Goodreads is a platform for finding and rating books. It's used by millions of people worldwide. It creates a large database of information ranging from book length, ratings, multiple genre classifications, and book descriptions. The goal of this project is to try to predict book popularity (average rating) before it's published based on the provided characteristics of the book.
We will use a dataset on Goodreads from Kaggle. Fields in the dataset:
import pandas as pd
df_books = pd.read_csv('book_data.csv')
df_books.head()
book_authors | book_desc | book_edition | book_format | book_isbn | book_pages | book_rating | book_rating_count | book_review_count | book_title | genres | image_url | |
---|---|---|---|---|---|---|---|---|---|---|---|---|
0 | Suzanne Collins | Winning will make you famous. Losing means cer... | NaN | Hardcover | 9.78044E+12 | 374 pages | 4.33 | 5519135 | 160706 | The Hunger Games | Young Adult|Fiction|Science Fiction|Dystopia|F... | https://images.gr-assets.com/books/1447303603l... |
1 | J.K. Rowling|Mary GrandPré | There is a door at the end of a silent corrido... | US Edition | Paperback | 9.78044E+12 | 870 pages | 4.48 | 2041594 | 33264 | Harry Potter and the Order of the Phoenix | Fantasy|Young Adult|Fiction | https://images.gr-assets.com/books/1255614970l... |
2 | Harper Lee | The unforgettable novel of a childhood in a sl... | 50th Anniversary | Paperback | 9.78006E+12 | 324 pages | 4.27 | 3745197 | 79450 | To Kill a Mockingbird | Classics|Fiction|Historical|Historical Fiction... | https://images.gr-assets.com/books/1361975680l... |
3 | Jane Austen|Anna Quindlen|Mrs.

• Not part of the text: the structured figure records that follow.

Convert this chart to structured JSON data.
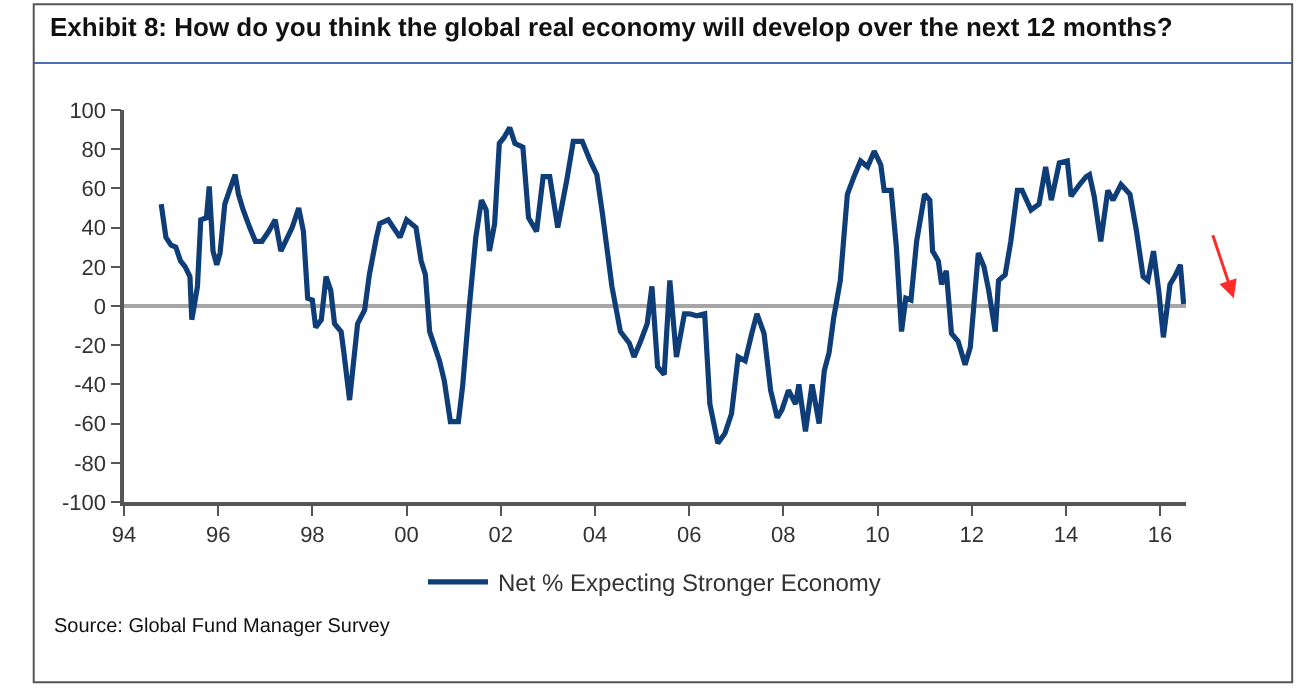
{
  "chart_data": {
    "type": "line",
    "title": "Exhibit 8: How do you think the global real economy will develop over the next 12 months?",
    "annotations": [
      "Source: Global Fund Manager Survey"
    ],
    "x": [
      1994.79,
      1994.89,
      1995.0,
      1995.1,
      1995.2,
      1995.3,
      1995.4,
      1995.44,
      1995.56,
      1995.63,
      1995.75,
      1995.81,
      1995.89,
      1995.97,
      1996.04,
      1996.14,
      1996.24,
      1996.36,
      1996.43,
      1996.53,
      1996.67,
      1996.79,
      1996.93,
      1997.07,
      1997.21,
      1997.33,
      1997.43,
      1997.57,
      1997.71,
      1997.81,
      1997.9,
      1998.0,
      1998.07,
      1998.19,
      1998.29,
      1998.39,
      1998.47,
      1998.61,
      1998.67,
      1998.79,
      1998.96,
      1999.11,
      1999.21,
      1999.36,
      1999.43,
      1999.61,
      1999.86,
      2000.0,
      2000.2,
      2000.31,
      2000.4,
      2000.49,
      2000.7,
      2000.8,
      2000.93,
      2001.1,
      2001.19,
      2001.33,
      2001.47,
      2001.59,
      2001.69,
      2001.76,
      2001.87,
      2001.97,
      2002.07,
      2002.19,
      2002.3,
      2002.47,
      2002.59,
      2002.76,
      2002.9,
      2003.04,
      2003.21,
      2003.4,
      2003.54,
      2003.73,
      2003.9,
      2004.04,
      2004.16,
      2004.36,
      2004.54,
      2004.73,
      2004.83,
      2004.97,
      2005.11,
      2005.21,
      2005.33,
      2005.47,
      2005.59,
      2005.73,
      2005.9,
      2006.01,
      2006.16,
      2006.33,
      2006.44,
      2006.61,
      2006.76,
      2006.9,
      2007.04,
      2007.19,
      2007.33,
      2007.44,
      2007.59,
      2007.73,
      2007.87,
      2007.97,
      2008.11,
      2008.26,
      2008.33,
      2008.47,
      2008.61,
      2008.76,
      2008.87,
      2008.97,
      2009.07,
      2009.21,
      2009.36,
      2009.5,
      2009.64,
      2009.79,
      2009.93,
      2010.07,
      2010.14,
      2010.29,
      2010.4,
      2010.51,
      2010.6,
      2010.71,
      2010.83,
      2011.0,
      2011.11,
      2011.17,
      2011.29,
      2011.36,
      2011.46,
      2011.57,
      2011.71,
      2011.86,
      2011.97,
      2012.14,
      2012.26,
      2012.36,
      2012.5,
      2012.57,
      2012.71,
      2012.83,
      2012.97,
      2013.07,
      2013.26,
      2013.43,
      2013.57,
      2013.69,
      2013.86,
      2014.03,
      2014.11,
      2014.29,
      2014.43,
      2014.5,
      2014.6,
      2014.74,
      2014.89,
      2015.0,
      2015.17,
      2015.36,
      2015.5,
      2015.64,
      2015.74,
      2015.86,
      2015.97,
      2016.07,
      2016.21,
      2016.31,
      2016.43,
      2016.5
    ],
    "series": [
      {
        "name": "Net % Expecting Stronger Economy",
        "color": "#0e3d78",
        "values": [
          52,
          35,
          31,
          30,
          23,
          20,
          15,
          -7,
          10,
          44,
          45,
          61,
          28,
          21,
          27,
          52,
          59,
          67,
          57,
          49,
          40,
          33,
          33,
          38,
          44,
          28,
          33,
          40,
          50,
          38,
          4,
          3,
          -11,
          -7,
          15,
          8,
          -9,
          -13,
          -24,
          -48,
          -9,
          -2,
          16,
          35,
          42,
          44,
          35,
          44,
          40,
          23,
          16,
          -13,
          -28,
          -38,
          -59,
          -59,
          -41,
          -1,
          35,
          54,
          49,
          28,
          42,
          83,
          86,
          91,
          83,
          81,
          45,
          38,
          66,
          66,
          40,
          64,
          84,
          84,
          74,
          67,
          47,
          10,
          -13,
          -19,
          -26,
          -18,
          -9,
          10,
          -31,
          -35,
          13,
          -26,
          -4,
          -4,
          -5,
          -4,
          -50,
          -70,
          -65,
          -55,
          -26,
          -28,
          -14,
          -4,
          -14,
          -43,
          -57,
          -53,
          -43,
          -50,
          -40,
          -64,
          -40,
          -60,
          -33,
          -24,
          -6,
          13,
          57,
          66,
          74,
          71,
          79,
          72,
          59,
          59,
          30,
          -13,
          4,
          3,
          33,
          57,
          54,
          28,
          23,
          11,
          18,
          -14,
          -18,
          -30,
          -21,
          27,
          20,
          8,
          -13,
          13,
          16,
          33,
          59,
          59,
          49,
          52,
          71,
          54,
          73,
          74,
          56,
          62,
          66,
          67,
          56,
          33,
          59,
          54,
          62,
          57,
          38,
          15,
          13,
          28,
          8,
          -16,
          11,
          15,
          21,
          1
        ]
      }
    ],
    "xlim": [
      1994,
      2016.55
    ],
    "xticks": [
      {
        "value": 1994,
        "label": "94"
      },
      {
        "value": 1996,
        "label": "96"
      },
      {
        "value": 1998,
        "label": "98"
      },
      {
        "value": 2000,
        "label": "00"
      },
      {
        "value": 2002,
        "label": "02"
      },
      {
        "value": 2004,
        "label": "04"
      },
      {
        "value": 2006,
        "label": "06"
      },
      {
        "value": 2008,
        "label": "08"
      },
      {
        "value": 2010,
        "label": "10"
      },
      {
        "value": 2012,
        "label": "12"
      },
      {
        "value": 2014,
        "label": "14"
      },
      {
        "value": 2016,
        "label": "16"
      }
    ],
    "ylim": [
      -100,
      100
    ],
    "yticks": [
      -100,
      -80,
      -60,
      -40,
      -20,
      0,
      20,
      40,
      60,
      80,
      100
    ],
    "ref_lines": [
      {
        "axis": "y",
        "value": 0,
        "color": "#a6a6a6"
      }
    ],
    "grid": false,
    "legend": "bottom",
    "marker": "none",
    "line_style": "solid"
  }
}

Oliphant|George... | «È cosa ormai risaputa che a uno scapolo in po... | Modern Library Classics, USA / CAN | Paperback | 9.78068E+12 | 279 pages | 4.25 | 2453620 | 54322 | Pride and Prejudice | Classics|Fiction|Romance | https://images.gr-assets.com/books/1320399351l... |
4 | Stephenie Meyer | About three things I was absolutely positive.F... | NaN | Paperback | 9.78032E+12 | 498 pages | 3.58 | 4281268 | 97991 | Twilight | Young Adult|Fantasy|Romance|Paranormal|Vampire... | https://images.gr-assets.com/books/1361039443l... |
One key features of books is the quality of the writing itself which you can't really measure and it's not included in the data. This could make our predictions a little inaccurate since we don't have the whole picture.
This type of problem is a classification problem because we have a lot of nominal features and using those nominal features we want to predict what the populatity/average rating(1-2, 2-3, 3-4, 4-5) of the book would be.